Para o advogado Contreras, também não parece normal que a clínica Santa Maria, para onde o poeta tinha sido levado para sair do isolamento de Ilha Negra, não tenha entregado ao tribunal a ficha clínica do paciente.

"Conservar [a ficha] não só era sua obrigação legal, também era seu dever ético, por respeito a uma das grandes figuras da literatura continental e universal", considerou o advogado.

Além disso, expressou, a clínica – onde também morreu em estranhas circunstâncias o ex-presidente Eduardo Frei Montalva – também não concordou em entregar a lista de todos os trabalhadores que estavam ativos em setembro de 1973.

Segundo Contreras, o centro de saúde só deu acesso ao registro daqueles que trabalhavam nessa época e continuam na instituição, ou seja, sem liberdade para contar a verdade, já que não podem depor contra seu empregador.

O advogado lembrou que Neruda foi internado no dia 19 de setembro de 1973, e que o médico que ordenou a injeção, Sergio Draper, entrou a trabalhar na clínica um dia depois.

"E não existe registro de um médico com esse nome que tenha estudado nas faculdades de medicina do Chile", exclamou Contreras, que disse continuar com dúvidas sobre a identidade dessa pessoa, pois não sabe se foi inclusive um estrangeiro.

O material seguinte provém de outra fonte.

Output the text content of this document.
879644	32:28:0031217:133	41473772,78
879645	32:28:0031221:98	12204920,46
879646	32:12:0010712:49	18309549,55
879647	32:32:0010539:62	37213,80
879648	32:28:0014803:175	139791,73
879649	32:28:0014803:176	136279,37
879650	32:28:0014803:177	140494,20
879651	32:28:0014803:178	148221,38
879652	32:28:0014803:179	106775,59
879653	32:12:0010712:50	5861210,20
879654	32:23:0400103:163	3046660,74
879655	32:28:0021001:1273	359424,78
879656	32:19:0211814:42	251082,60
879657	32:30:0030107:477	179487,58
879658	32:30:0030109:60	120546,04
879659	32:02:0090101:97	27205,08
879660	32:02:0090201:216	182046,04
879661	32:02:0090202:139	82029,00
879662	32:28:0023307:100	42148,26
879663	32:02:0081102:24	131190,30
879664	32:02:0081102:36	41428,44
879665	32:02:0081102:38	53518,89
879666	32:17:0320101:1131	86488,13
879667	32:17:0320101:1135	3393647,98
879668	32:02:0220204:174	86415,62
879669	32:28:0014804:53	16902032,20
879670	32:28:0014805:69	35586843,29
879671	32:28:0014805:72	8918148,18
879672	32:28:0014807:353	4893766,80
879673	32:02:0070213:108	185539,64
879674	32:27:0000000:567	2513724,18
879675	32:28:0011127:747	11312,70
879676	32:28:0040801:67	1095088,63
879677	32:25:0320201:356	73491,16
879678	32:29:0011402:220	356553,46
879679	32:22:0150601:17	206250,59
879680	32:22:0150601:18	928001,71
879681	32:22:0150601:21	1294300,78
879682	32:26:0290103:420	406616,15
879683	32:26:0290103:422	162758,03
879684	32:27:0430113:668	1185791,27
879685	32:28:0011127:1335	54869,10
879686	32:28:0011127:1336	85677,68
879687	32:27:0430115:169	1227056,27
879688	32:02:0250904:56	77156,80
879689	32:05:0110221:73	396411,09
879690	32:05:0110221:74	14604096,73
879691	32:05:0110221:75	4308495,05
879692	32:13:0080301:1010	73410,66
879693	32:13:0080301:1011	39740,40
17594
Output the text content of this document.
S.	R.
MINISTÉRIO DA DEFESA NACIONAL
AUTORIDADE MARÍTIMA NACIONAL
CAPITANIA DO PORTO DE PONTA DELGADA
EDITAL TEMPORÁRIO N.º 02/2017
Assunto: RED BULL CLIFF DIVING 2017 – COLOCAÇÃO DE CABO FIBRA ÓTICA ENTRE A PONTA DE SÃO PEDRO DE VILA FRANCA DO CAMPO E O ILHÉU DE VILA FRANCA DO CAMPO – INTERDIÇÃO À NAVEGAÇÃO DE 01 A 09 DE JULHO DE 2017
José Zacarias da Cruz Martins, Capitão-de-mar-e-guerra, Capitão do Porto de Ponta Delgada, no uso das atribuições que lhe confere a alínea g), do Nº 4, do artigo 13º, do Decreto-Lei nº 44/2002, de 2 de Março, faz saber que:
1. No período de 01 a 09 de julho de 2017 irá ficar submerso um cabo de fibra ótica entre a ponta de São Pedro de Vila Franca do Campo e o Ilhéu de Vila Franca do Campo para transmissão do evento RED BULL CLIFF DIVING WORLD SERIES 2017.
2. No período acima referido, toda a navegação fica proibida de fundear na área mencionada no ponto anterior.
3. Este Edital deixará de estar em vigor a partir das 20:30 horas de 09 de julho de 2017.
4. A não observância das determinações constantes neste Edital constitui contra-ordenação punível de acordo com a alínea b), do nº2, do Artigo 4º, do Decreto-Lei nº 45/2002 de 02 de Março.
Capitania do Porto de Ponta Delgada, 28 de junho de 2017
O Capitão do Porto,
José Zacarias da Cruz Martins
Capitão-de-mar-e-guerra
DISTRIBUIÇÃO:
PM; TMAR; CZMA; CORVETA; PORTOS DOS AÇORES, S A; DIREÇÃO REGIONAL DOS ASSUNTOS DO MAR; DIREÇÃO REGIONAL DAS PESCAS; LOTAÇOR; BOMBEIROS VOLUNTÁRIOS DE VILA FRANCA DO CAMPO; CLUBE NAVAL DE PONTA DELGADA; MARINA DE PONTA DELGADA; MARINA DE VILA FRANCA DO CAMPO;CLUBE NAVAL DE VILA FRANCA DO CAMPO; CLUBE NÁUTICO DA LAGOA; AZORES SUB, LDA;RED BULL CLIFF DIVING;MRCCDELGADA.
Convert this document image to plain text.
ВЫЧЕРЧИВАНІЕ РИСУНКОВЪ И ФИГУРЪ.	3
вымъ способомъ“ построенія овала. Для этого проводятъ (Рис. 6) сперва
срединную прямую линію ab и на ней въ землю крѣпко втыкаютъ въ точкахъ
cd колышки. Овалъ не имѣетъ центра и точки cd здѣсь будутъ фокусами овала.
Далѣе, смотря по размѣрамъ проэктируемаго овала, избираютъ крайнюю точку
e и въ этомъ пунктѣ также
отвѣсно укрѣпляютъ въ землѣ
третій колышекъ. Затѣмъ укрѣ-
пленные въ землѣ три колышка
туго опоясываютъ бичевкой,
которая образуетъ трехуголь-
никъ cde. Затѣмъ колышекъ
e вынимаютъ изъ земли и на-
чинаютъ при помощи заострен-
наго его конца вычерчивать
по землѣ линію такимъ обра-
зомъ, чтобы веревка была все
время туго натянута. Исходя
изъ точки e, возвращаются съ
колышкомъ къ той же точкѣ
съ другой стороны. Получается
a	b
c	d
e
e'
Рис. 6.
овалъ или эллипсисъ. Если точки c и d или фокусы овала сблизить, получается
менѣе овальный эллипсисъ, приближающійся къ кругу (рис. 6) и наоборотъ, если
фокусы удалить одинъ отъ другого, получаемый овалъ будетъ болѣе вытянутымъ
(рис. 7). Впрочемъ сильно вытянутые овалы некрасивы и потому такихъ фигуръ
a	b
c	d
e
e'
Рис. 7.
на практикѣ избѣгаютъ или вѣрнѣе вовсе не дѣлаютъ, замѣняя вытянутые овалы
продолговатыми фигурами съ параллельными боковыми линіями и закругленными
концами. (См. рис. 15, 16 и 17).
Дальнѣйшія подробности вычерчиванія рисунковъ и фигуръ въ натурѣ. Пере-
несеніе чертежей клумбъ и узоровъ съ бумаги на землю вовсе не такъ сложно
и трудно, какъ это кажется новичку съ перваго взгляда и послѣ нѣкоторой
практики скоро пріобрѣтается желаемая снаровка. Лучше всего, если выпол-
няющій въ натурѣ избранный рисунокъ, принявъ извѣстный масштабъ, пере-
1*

O advogado enfatizou as dúvidas existentes sobre a substância injetada em Neruda, que, entre os trabalhadores da clínica, chegaram a pensar que foi ar.

"Foi dipirona, bactérias, ar, substâncias tóxicas, gás sarin, ácidos, que [foi]?", perguntou Contreras, para quem continua sendo uma incógnita o nome do médico ou a autoridade que ordenou a injeção.

Atualmente, as análises toxicológicas dos restos mortais de Neruda são realizados no Serviço Médico Legal do Chile, na Universidade de Múrcia, na Espanha e na Universidade de Carolina do Norte, nos Estados Unidos.